La hausse de la température des eaux de surface provoque le blanchissement des récifs coralliens et la disparition d’une partie des coraux. Or, la grande barrière de corail a déjà enregistré quatre séquences de très forts blanchissements en 1998, en 2002, en 2016 et en 2017. L’épisode le plus sérieux remonte à 2016, une période pendant laquelle 30 % des coraux ont disparu. L’année suivante, on estime à 20 % les coraux restants qui ont été perdus. Jugée moins grave que 2016, cette nouvelle séquence se distingue tout de même par un fait inquiétant : en février 2020, la température de l’eau relevée dans ce secteur est tout simplement la plus haute jamais constatée depuis que des chiffres existent dans cette zone, soit depuis 1 900. Et difficile d’être optimiste. En effet, les experts estiment qu’il faut une dizaine d’années pour permettre aux coraux de se rétablir.
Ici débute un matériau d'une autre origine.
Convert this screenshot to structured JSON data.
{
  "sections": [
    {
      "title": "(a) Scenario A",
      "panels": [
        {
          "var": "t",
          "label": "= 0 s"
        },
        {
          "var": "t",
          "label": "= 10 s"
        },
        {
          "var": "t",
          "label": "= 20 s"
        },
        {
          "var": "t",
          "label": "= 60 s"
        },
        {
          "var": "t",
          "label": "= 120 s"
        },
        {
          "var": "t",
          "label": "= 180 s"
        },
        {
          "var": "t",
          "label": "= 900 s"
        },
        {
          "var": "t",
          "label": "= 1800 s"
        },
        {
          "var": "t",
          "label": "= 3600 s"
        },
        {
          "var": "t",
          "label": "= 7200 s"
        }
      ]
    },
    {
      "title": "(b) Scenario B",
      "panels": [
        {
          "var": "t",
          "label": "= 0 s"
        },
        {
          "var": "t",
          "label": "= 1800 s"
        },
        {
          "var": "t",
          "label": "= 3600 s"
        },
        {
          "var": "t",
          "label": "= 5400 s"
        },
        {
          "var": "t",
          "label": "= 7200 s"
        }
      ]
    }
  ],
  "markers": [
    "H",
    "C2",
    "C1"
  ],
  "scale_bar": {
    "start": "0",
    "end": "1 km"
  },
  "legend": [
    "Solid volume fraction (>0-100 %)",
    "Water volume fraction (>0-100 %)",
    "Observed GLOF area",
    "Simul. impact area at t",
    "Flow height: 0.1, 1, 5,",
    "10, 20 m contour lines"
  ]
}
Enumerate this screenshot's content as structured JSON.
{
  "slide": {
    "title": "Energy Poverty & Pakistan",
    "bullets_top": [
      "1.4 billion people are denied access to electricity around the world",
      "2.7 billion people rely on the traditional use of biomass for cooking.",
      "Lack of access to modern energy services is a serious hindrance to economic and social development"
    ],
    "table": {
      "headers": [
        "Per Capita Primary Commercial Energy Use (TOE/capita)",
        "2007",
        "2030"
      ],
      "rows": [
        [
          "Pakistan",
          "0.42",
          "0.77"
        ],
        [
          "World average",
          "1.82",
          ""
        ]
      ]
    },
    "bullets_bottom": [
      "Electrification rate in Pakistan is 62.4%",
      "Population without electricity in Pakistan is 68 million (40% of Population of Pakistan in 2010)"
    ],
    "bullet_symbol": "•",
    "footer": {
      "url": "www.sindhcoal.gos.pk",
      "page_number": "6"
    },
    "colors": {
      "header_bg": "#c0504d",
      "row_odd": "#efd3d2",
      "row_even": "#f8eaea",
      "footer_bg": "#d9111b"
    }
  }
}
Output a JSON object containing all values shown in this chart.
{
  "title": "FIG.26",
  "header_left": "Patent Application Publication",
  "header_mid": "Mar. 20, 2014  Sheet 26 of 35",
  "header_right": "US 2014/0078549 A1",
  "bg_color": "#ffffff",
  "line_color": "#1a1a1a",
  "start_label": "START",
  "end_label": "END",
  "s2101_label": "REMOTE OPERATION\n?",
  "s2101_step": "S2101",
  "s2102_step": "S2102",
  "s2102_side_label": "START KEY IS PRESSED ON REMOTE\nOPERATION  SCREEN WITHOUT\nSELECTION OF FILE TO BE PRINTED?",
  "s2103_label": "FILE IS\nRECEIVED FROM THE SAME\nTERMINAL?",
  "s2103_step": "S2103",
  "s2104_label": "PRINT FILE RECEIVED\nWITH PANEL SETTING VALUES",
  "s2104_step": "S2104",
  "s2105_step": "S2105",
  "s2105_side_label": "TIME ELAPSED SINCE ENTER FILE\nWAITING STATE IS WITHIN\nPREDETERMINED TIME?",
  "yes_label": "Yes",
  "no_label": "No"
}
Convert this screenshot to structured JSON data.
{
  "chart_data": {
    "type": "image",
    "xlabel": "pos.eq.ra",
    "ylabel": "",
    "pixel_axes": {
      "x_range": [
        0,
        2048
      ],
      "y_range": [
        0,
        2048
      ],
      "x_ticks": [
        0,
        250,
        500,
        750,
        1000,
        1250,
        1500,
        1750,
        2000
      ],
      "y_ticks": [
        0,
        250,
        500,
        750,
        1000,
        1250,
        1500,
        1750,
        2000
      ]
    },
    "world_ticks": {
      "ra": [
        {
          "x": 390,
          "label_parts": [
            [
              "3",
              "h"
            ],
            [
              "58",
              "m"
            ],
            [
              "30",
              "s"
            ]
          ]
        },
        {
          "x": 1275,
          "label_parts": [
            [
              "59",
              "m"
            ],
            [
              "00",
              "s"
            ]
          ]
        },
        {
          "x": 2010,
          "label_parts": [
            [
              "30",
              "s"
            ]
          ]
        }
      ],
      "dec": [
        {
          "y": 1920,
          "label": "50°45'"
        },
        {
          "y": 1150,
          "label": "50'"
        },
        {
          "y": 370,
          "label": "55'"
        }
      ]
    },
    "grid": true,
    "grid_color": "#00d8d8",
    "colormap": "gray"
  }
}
Mais le réchauffement climatique est tel que les blanchissements s’enchaînent désormais à un rythme qui ne permet plus à ce récif corallien de se « réparer ». Pour s’attaquer au réchauffement des océans, il faudrait réduire drastiquement les émissions de gaz à effet de serre. Mais en Australie, à ce jour, le gouvernement conservateur de Scott Morrison n’a pas pris de mesures suffisantes. Et le poids économique de l’industrie minière l’emporte sur l’écologie. En attendant, les conséquences sont déjà connues. Les espèces les plus fragiles disparaissent, seules les plus solides parviennent à se sauver. Plus globalement, les experts estiment que l’effondrement de la biodiversité dans le monde pourrait mettre en grave difficulté plusieurs centaines de millions de personnes dont la pêche près de ces coraux, qui servent de refuge à environ un tiers des espèces animales et végétales marines, est l’activité principale.

1) Corail, un trésor à préserver de Robert Calcagno, Denis Allemand et Bernard Fautrier (Glénat), 144 pages, 19,95 euros.